I have csv file with hundreds of columns. So I represented values in the file explicitly to show as floats, but Spark infers as double. This is troubling as data size is huge and casting again on all columns is to be avoided. Though I could not find any clue upon searching, I was wondering if there is a solution to this problem. I am using Spark 3.3 and the issue is demonstrated below:
$ cat test.csv
Word Wt1 Wt2
hello 1.0F 2.0F
hi 2.0F 4.0F
In spark-shell:
scala> val x = 2.0F
val x: Float = 2.0
scala> val df = sqlContext.read.format("csv").option("delimiter", "\t").option("header", "true").option("inferSchema", "true").csv("test.csv")

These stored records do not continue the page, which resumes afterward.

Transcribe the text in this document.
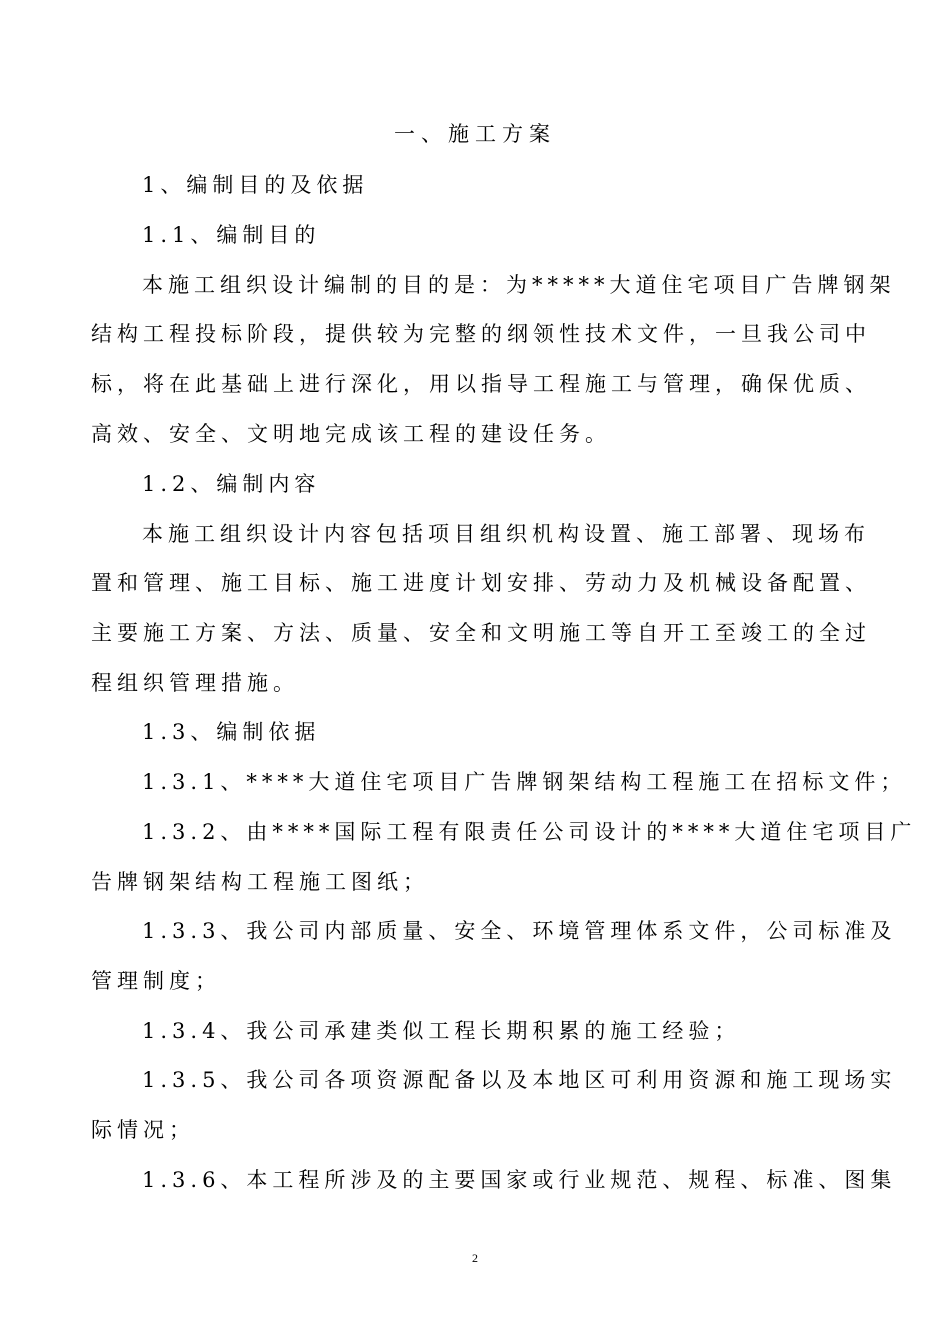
一、施工方案
1、编制目的及依据
1.1、编制目的
本施工组织设计编制的目的是：为*****大道住宅项目广告牌钢架
结构工程投标阶段，提供较为完整的纲领性技术文件，一旦我公司中
标，将在此基础上进行深化，用以指导工程施工与管理，确保优质、
高效、安全、文明地完成该工程的建设任务。
1.2、编制内容
本施工组织设计内容包括项目组织机构设置、施工部署、现场布
置和管理、施工目标、施工进度计划安排、劳动力及机械设备配置、
主要施工方案、方法、质量、安全和文明施工等自开工至竣工的全过
程组织管理措施。
1.3、编制依据
1.3.1、****大道住宅项目广告牌钢架结构工程施工在招标文件；
1.3.2、由****国际工程有限责任公司设计的****大道住宅项目广
告牌钢架结构工程施工图纸；
1.3.3、我公司内部质量、安全、环境管理体系文件，公司标准及
管理制度；
1.3.4、我公司承建类似工程长期积累的施工经验；
1.3.5、我公司各项资源配备以及本地区可利用资源和施工现场实
际情况；
1.3.6、本工程所涉及的主要国家或行业规范、规程、标准、图集
2
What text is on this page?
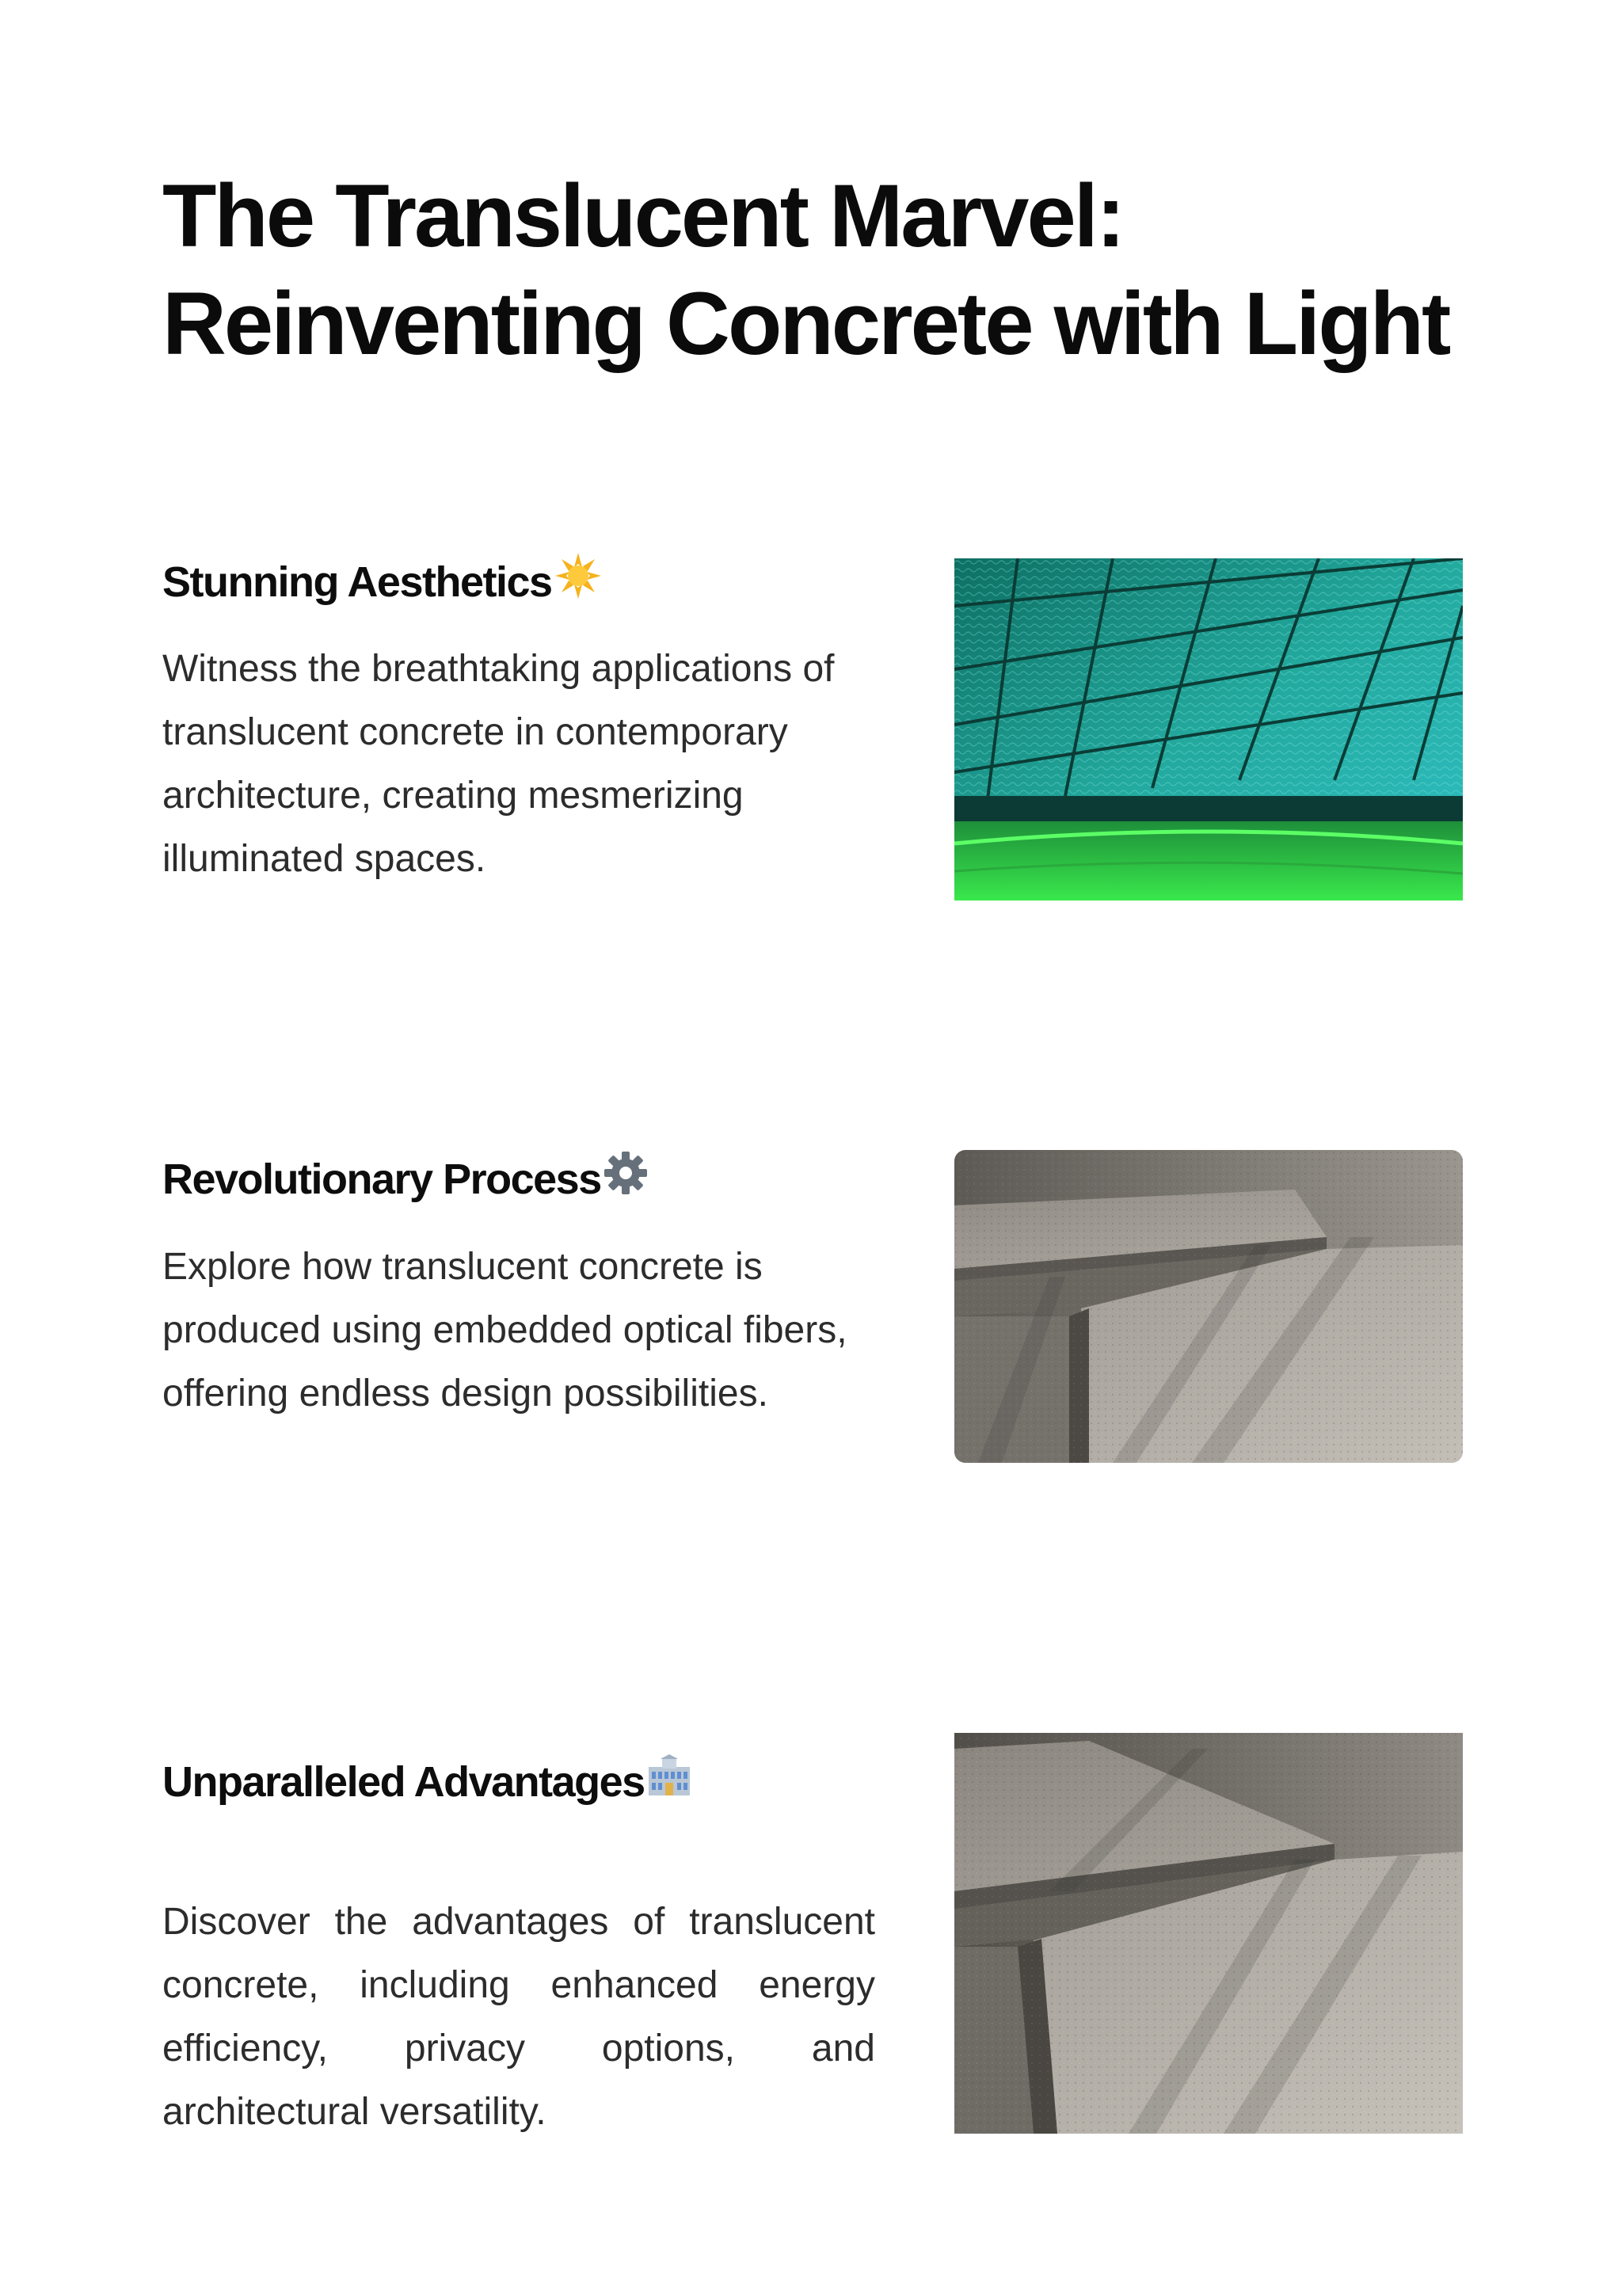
The Translucent Marvel: Reinventing Concrete with Light
Stunning Aesthetics

Witness the breathtaking applications of translucent concrete in contemporary architecture, creating mesmerizing illuminated spaces.

Revolutionary Process

Explore how translucent concrete is produced using embedded optical fibers, offering endless design possibilities.

Unparalleled Advantages

Discover the advantages of translucent concrete, including enhanced energy efficiency, privacy options, and architectural versatility.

val df: org.apache.spark.sql.DataFrame = [Word: string, Wt1: double ... 1 more field]
scala> df.show()
+-----+---+---+
| Word|Wt1|Wt2|
+-----+---+---+
|hello|1.0|2.0|
| hi|2.0|4.0|
+-----+---+---+
scala> df.dtypes
val res6: Array[(String, String)] = Array((Word,StringType), (Wt1,DoubleType), (Wt2,DoubleType))
PS: The use case of mine has strings in the first 5 columns and the rest are all floats. However, the exact number of columns is not known apriori.
PS2: Upon inclusion of the suggested solution by @leleogere that worked perfectly in spark-shell, overload errors were found. The reason was that the two column lists were created as ListBuffers that needed to be converted to Array type.